Artikel
Activation of Dll4-Notch signalling in primary glioblastoma multiforme
Suche in Medline nach
Autoren
Veröffentlicht: | 4. Juni 2012 |
---|
Gliederung
Text
Objective: Glioblastoma multiforme (GBM) is a highly aggressive brain tumor, characterized by massive neovascularisation, necrosis and intense therapy resistance. Deregulated Notch signalling has been implicated in the formation and progression of different malignancies.
Methods: Patients with primary GBM (n = 26) were enrolled for real-time RT-PCR detection of Dll4, Jagged1, Notch1, Notch4 and Hey1. The surgical specimens of patients who underwent anterior temporal lobe resection due to temporal lobe epilepsy served as control (n = 11). Western Blot and immunostaining were performed to confirm the protein level of these components and to reveal the cellular localization of the immunoreactivity, respectively.

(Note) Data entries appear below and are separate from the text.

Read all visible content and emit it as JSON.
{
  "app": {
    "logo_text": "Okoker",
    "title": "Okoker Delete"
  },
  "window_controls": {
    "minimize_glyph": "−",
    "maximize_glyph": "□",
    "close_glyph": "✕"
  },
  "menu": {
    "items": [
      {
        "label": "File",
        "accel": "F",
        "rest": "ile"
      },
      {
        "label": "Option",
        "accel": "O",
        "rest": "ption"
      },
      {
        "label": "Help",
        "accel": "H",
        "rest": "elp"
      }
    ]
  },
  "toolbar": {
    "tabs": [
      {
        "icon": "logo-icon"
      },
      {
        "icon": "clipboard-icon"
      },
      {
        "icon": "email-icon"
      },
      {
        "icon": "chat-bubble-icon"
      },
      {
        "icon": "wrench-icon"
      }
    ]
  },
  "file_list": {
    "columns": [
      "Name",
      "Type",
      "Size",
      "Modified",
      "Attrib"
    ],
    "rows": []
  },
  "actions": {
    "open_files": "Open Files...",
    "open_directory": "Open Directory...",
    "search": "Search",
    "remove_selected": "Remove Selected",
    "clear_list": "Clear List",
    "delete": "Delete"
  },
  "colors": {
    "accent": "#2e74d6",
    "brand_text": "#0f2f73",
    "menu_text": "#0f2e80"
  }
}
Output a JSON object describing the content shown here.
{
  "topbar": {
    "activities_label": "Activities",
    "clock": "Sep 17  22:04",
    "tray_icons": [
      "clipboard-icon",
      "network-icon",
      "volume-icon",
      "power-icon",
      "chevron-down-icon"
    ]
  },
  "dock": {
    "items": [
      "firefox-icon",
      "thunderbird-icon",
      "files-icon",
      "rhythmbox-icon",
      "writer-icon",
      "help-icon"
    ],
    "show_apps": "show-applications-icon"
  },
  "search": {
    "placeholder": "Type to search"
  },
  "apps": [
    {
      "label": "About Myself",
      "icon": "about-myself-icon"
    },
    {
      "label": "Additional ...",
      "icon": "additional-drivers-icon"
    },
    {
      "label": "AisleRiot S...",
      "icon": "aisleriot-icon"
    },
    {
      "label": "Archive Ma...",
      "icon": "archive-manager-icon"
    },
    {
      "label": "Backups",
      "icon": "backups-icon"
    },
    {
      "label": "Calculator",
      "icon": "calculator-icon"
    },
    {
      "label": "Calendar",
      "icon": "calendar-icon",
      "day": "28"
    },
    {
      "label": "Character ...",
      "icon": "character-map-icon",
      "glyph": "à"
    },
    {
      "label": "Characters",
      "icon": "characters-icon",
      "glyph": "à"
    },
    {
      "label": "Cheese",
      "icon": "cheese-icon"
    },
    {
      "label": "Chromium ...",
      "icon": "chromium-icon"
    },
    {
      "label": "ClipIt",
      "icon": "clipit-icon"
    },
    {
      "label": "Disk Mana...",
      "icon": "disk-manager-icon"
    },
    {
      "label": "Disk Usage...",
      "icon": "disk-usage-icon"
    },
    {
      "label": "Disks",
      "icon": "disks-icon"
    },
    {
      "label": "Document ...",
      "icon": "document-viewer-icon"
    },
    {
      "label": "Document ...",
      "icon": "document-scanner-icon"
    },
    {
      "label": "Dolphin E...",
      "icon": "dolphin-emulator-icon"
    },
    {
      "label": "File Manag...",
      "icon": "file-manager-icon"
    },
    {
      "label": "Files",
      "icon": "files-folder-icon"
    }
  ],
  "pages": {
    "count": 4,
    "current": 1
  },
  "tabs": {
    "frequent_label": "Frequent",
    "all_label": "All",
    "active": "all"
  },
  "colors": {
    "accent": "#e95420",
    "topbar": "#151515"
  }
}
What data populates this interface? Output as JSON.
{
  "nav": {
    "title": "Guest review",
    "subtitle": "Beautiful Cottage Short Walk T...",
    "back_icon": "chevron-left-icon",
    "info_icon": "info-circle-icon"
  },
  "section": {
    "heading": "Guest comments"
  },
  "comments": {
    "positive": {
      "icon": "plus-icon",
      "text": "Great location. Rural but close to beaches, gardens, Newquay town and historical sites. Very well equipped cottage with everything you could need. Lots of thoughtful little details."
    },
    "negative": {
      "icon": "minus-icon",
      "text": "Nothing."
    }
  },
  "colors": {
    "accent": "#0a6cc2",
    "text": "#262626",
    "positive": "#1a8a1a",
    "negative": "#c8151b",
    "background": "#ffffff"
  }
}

Results: The mRNA expression of Dll4, Jagged1, Notch1, Notch4 and Hey1 was significantly upregulated with mean fold expression of 3.12, 3.58, 3.37, 5.77 and 4.89 for Dll4, Jagged1, Notch1, Notch4, and Hey1, respectively. The upregulation of Dll4 and Notch1 was confirmed by Western blot. Immunostaining revealed the immunoreactivity for Dll4 and Notch1 in endothelial cells, tumor cells and microglia/macrophage. Moreover, activation status of Dll4-Notch signalling was positively associated with bizarre vascular pattern, microvascular density, tumor oedema and MGMT promoter methylation.
Conclusions: Activation of Dll4-Notch signalling is implicated in the majority of GBM and associated with clinical features. Targeting Dll4-Notch signalling may be a new therapeutic strategy for a subset of primary human GBM with hyper-activated Notch signalling.